His score of credit is a part important of his application for the loan. But you need more than payments on a term to build one good score credit. Five factors help to explain in what way the agencies of credit evaluate the information in their reports credit when calculating its score of credit staff. As better is your score in each one of these factors, the higher will be your overall credit score. These five factors main include:
- History of payments (35%): Paying the bills and payments of the loan in time can improve the score in the history of payments.
- Use of debt (30%): Keep low balances on their cards of credit can improve your score by use of debt.
- History of credit/age (15%): If you have one history of credit short, you can improve your score in the history of credit by the creation of credit to demonstrate one behavior financial responsibility.
- Consultations of credit / new verifications of credit (10%): Too many applications for credit and new accounts of credit can reduce your scores.
- Types of credit (10%): A combination of different types of accounts of credit can help to get one score higher.
Of these five factors, the history of payments has the greatest weight, so it is so important not to forget the payments. But your total debt is very close as the second most important factor.
Because many factors affect your score of credit, trying to improve them can be quite complicated. Each factor can interact with others, so it is difficult to say exactly how much effect one action in particular (one payment late or consultation of credit, for example ) your overall score. That does not mean you should feel frustrated but will feel tempted to do so! The issues basic are applied no matter what model of scoring is used to Evaluate the data from your report of credit. Understanding these factors and following some key strategies can help to develop and maintain one credit solid.
According to Robert et. under this method five components of credit risk are recognized:
a) Probability of Default (PI)
The Probability of Default refers to the probability that a debtor will default on its obligations to the Financial Intermediation Entity to any degree. The probability of default is based on a risk rate, a time interval, and the moment or point of time where the default event is analyzed.
b) Intensity of Default(IC)
Also known as the risk rate , it is a measure that allows evaluating the conditional probability of default over some time with amplitude Δt, such that there was no previous default. The Risk Rate λ (t), at time t, is defined as λ (t) Δt, it represents the probability of default between period t and Δt, conditional on there being no default between period zero and period t.
c) Loss due to Default (PDI)
The PDI estimates the loss assumed by a Financial Institution once the event of default has occurred; It corresponds to the difference between the amount owed and the net present realization value of the guarantee (s) that back the operation (s).

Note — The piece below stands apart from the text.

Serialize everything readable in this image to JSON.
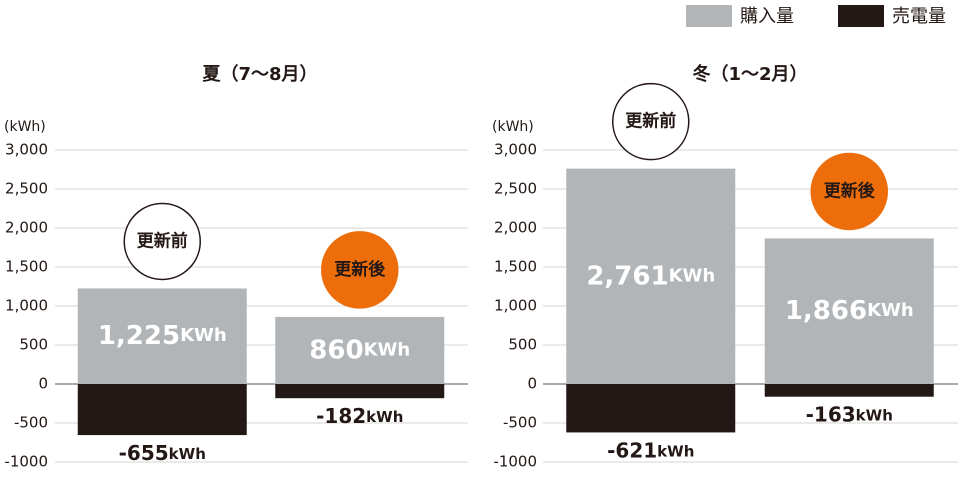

In other words, this severity indicator measures the loss that the creditor would suffer after having taken all the steps to recover the loans that have been defaulted and can be estimated as 1 – TR, where ?? TR ?? is the Recovery Rate (in percent). The recovery rate is understood as the relationship between the unfulfilled balance, the net of recoveries for capital and others, and the total unfulfilled balance.
d) Exposure at Time of Default (E)
Exposure at the time of default is the total amount committed by the debtor at the time the default occurs; Consequently, its estimate includes, in addition to the direct debit contracted by the debtor, the potential exposure from contingent operations that could become a portfolio in the future.
e) Maturation (M)
Represents the effective maturity, which calculates the remaining economic maturity of an exposure (measured by T – t). Maturity is calculated based on the residual term of the operation.